Smith grew up in Melrose, and he remembers that his first intense film experience was being brought in by train at age five to see Pinocchio on a Boston screen. "I kept looking at the ceiling, the film was so overwhelming." After that, movies played little importance in his life, even during the time he attended Dartmouth, in the late '60s.

"I was probably the only student who never went to the Dartmouth Film Society. I was into umpteen social-service activities and anti-war activities. I was your ace activist. I graduated from Dartmouth in 1971 and entered medical school. My father was taking great pride that I'd be the first MD in our family."

Instead Smith quit, turned off by the sons-of-doctors elitism. "I started immediately enjoying life, and taking in a million films. And I had a terrific time in New Hampshire teaching emotionally disturbed children."

Smith was then accepted into an experimental applied-psychology graduate program at the University of Kansas, Arriving in Lawrence in 1974, he discovered a cinema mecca at the university. He audited every movie course; he took over the university film society, projecting films each night of the week in a 400-seat hall.

"The programmer could run films multiple times, and take the prints home to watch. I was fanatical about seeing stuff. I started bringing in experimental directors like James Broughton, Chick Strand, Gunvor Nelson. And Wim Wenders also came through. Younger people today don't realize what a golden era of cinema the '70s were. Our social concerns were satisfied by showing films and reaching people."

Tuesday in Lawrence was Latin-American night, and Smith packed the hall for socially conscious films. He was so successful that in 1978 the Tricontinental Film Center, which specialized in leftist-activist cinema, hired him for its San Francisco office.

In 1981, Smith took over Film in the Cities, which was part of a flourishing media art center in St. Paul. "We had seven nights a week of arts programming, including performance and music, in a gorgeous 270-seat theater. I worked phenomenally hard. I brought lots of local work, and also programs such as a European feminist film series featuring directors Ulrike Ottinger, Helma Sanders, Chantal Akerman. What I developed there I continued in Boston, including showing films without a distributor that I have confidence can find an audience."

Film in the Cities was grant-dependent, and Smith felt envious when he collaborated on programs with Minneapolis's financially robust Walker Art Center. "I was there six years, and it was a good time to leave. I saw a lot more potential in an organization like the MFA and in being in Boston.

"I was right. With all these audiences now wanting to support their cultures -- Latin American, Asian, Iranian, Jewish, gay and lesbian -- Boston has become a programmer's dream. And the media have been respectful of what the MFA program offers because everyone writing about film here actually loves film. That's very refreshing after the Minnesota press."
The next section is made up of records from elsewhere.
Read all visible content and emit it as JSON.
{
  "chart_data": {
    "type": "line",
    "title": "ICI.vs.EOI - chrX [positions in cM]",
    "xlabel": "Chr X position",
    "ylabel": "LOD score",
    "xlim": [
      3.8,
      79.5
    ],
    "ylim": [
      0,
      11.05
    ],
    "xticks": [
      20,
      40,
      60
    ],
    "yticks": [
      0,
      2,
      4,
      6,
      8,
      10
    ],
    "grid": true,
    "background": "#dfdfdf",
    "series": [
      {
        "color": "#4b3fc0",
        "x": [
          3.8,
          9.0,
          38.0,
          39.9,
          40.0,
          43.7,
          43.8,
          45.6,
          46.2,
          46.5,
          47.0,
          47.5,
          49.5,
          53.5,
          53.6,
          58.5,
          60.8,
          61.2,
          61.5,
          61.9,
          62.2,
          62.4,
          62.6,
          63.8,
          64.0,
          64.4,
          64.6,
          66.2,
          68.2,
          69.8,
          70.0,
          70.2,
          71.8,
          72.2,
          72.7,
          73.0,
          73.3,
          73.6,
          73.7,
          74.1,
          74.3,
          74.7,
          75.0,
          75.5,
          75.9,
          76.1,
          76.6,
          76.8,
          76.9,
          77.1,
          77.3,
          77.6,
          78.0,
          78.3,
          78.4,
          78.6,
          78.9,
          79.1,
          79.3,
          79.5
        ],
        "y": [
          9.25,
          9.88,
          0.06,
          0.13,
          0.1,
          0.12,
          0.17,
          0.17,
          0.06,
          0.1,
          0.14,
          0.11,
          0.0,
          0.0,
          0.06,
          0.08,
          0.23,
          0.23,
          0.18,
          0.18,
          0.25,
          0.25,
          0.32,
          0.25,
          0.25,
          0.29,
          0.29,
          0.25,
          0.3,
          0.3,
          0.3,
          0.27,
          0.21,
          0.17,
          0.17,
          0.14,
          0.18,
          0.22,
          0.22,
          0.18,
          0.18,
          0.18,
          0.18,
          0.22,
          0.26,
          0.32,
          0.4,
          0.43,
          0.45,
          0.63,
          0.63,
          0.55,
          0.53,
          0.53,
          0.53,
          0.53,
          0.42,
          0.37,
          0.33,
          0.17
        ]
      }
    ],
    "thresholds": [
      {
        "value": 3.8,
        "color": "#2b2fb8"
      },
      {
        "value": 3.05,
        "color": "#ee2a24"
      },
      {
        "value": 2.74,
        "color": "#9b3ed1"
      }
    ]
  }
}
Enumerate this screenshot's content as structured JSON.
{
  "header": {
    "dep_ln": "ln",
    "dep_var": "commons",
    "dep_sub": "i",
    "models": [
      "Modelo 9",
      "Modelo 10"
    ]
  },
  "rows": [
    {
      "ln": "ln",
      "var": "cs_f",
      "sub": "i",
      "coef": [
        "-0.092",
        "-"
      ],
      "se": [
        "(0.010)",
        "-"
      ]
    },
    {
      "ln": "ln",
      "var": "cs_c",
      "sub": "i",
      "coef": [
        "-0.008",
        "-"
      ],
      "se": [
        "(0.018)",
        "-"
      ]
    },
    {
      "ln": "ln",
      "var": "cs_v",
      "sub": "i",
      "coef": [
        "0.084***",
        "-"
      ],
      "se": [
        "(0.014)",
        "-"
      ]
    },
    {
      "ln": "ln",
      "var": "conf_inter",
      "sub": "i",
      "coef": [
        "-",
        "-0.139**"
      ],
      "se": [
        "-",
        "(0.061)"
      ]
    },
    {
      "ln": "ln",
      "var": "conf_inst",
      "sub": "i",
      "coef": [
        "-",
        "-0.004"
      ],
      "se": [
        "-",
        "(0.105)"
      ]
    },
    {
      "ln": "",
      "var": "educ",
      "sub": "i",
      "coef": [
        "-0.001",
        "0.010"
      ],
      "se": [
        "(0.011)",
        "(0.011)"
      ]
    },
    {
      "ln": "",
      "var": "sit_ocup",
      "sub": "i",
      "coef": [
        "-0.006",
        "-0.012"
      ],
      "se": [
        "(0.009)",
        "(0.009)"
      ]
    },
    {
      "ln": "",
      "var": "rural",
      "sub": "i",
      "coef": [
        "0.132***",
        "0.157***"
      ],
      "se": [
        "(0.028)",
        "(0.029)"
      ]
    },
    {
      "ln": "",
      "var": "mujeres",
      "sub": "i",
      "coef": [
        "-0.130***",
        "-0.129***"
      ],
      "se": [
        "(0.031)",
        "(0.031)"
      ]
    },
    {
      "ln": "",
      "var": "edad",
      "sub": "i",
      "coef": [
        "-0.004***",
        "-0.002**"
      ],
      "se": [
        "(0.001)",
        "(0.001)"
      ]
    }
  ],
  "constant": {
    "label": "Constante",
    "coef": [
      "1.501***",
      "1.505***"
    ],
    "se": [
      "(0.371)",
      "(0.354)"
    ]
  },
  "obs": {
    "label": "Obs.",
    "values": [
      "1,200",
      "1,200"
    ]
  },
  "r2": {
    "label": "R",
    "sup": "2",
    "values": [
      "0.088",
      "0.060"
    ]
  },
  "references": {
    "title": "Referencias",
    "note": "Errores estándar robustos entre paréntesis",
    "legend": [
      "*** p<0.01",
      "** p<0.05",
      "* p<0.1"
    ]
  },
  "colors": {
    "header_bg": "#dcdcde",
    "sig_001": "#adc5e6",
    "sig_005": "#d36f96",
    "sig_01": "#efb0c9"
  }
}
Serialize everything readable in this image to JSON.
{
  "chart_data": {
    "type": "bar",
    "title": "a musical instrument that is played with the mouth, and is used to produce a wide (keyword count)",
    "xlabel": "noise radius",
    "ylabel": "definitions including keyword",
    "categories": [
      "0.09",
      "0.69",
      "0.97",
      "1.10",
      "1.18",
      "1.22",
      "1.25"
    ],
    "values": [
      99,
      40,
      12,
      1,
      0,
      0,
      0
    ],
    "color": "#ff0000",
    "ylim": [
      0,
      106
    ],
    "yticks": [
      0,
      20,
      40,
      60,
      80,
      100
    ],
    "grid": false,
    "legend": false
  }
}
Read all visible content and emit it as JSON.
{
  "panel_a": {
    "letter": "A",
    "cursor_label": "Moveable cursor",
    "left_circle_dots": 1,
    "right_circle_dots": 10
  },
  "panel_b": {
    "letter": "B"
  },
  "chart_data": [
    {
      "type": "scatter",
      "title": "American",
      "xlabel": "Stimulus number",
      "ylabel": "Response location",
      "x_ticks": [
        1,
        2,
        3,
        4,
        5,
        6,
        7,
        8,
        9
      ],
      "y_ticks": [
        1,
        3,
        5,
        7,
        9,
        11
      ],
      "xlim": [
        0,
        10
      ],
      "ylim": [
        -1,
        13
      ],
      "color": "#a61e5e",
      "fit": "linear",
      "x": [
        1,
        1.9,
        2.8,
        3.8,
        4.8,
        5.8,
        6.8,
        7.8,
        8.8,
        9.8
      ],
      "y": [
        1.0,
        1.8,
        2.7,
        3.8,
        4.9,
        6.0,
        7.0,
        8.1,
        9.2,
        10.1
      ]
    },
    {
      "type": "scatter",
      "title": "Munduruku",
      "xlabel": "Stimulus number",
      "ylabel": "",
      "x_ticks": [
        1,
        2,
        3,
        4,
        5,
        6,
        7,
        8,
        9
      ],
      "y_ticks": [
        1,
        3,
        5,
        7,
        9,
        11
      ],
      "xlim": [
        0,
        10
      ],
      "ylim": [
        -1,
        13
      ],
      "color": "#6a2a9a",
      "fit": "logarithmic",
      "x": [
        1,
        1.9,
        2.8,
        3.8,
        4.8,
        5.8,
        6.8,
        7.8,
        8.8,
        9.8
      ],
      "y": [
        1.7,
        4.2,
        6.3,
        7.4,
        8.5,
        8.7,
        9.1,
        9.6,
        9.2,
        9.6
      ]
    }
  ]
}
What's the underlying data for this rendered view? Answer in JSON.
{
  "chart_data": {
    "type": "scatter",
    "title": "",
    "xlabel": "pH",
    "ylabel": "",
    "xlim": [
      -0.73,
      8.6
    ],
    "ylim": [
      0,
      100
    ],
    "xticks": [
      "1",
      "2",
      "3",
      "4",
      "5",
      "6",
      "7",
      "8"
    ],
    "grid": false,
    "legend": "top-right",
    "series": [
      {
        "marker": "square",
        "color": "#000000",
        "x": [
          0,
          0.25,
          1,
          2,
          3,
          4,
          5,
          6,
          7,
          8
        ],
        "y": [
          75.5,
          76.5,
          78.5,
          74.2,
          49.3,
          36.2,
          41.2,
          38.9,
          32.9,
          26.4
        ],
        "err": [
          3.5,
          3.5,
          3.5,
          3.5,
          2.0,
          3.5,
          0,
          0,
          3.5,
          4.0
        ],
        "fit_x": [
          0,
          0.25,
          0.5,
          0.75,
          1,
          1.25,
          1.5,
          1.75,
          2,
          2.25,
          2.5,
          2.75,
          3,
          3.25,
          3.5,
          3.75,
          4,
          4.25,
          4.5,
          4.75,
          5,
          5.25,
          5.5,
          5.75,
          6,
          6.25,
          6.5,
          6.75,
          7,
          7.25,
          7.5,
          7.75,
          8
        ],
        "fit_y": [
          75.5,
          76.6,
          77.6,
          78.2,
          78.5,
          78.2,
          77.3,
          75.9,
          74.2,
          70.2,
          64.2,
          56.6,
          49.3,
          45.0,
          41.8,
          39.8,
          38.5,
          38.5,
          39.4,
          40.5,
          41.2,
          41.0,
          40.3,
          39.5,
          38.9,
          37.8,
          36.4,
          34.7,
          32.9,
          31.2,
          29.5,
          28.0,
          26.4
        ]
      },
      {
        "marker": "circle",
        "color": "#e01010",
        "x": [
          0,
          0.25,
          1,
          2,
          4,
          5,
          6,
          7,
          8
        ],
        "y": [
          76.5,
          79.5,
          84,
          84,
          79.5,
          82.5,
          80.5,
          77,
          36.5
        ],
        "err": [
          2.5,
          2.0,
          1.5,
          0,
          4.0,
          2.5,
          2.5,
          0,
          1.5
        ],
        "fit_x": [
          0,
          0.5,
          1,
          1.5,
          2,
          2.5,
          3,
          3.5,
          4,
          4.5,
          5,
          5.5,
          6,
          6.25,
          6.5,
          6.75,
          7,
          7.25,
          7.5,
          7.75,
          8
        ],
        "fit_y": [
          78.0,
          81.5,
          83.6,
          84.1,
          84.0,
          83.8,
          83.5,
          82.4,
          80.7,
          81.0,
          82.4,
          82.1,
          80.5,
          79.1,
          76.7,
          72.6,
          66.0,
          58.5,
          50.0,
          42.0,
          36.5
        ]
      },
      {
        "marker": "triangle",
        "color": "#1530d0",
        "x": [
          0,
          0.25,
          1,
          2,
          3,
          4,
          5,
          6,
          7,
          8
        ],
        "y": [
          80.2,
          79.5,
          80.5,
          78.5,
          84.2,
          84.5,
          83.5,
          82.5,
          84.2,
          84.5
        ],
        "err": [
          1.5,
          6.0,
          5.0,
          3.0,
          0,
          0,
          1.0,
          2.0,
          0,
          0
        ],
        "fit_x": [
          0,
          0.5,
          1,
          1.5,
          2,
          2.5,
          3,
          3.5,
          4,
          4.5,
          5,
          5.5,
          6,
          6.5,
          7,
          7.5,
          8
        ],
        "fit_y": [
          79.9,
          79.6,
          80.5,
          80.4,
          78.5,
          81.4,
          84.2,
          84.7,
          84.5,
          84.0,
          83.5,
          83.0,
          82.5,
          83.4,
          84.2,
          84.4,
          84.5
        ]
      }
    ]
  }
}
Cult directors fill their movies with references to the jarring close-ups and inventive editing of "B" director Sam Fuller. Yet Fuller, who died in October, went the same movie-quoting route in his 1972 Dead Pigeon on Beethoven Street, which is getting a rare 35mm run at the Harvard Film Archive January 14 through 17. There are respectful steals from The Maltese Falcon and Breathless, and a mirthful scene in a Cologne movie theater shows a dubbed-in-German Rio Bravo.

Typically Fuller, the spectacular action sequences (and, here, inspired non-Berlin German locales) run in tandem with awkward writing and dubious acting. The story is about a cheap detective (sunbaked Glenn Corbett, a bologna-sandwich performer) searching Europe for tawdry photographs that can ruin his client, a Nixonian US senator played by Fuller himself in a Republican-baiting cameo.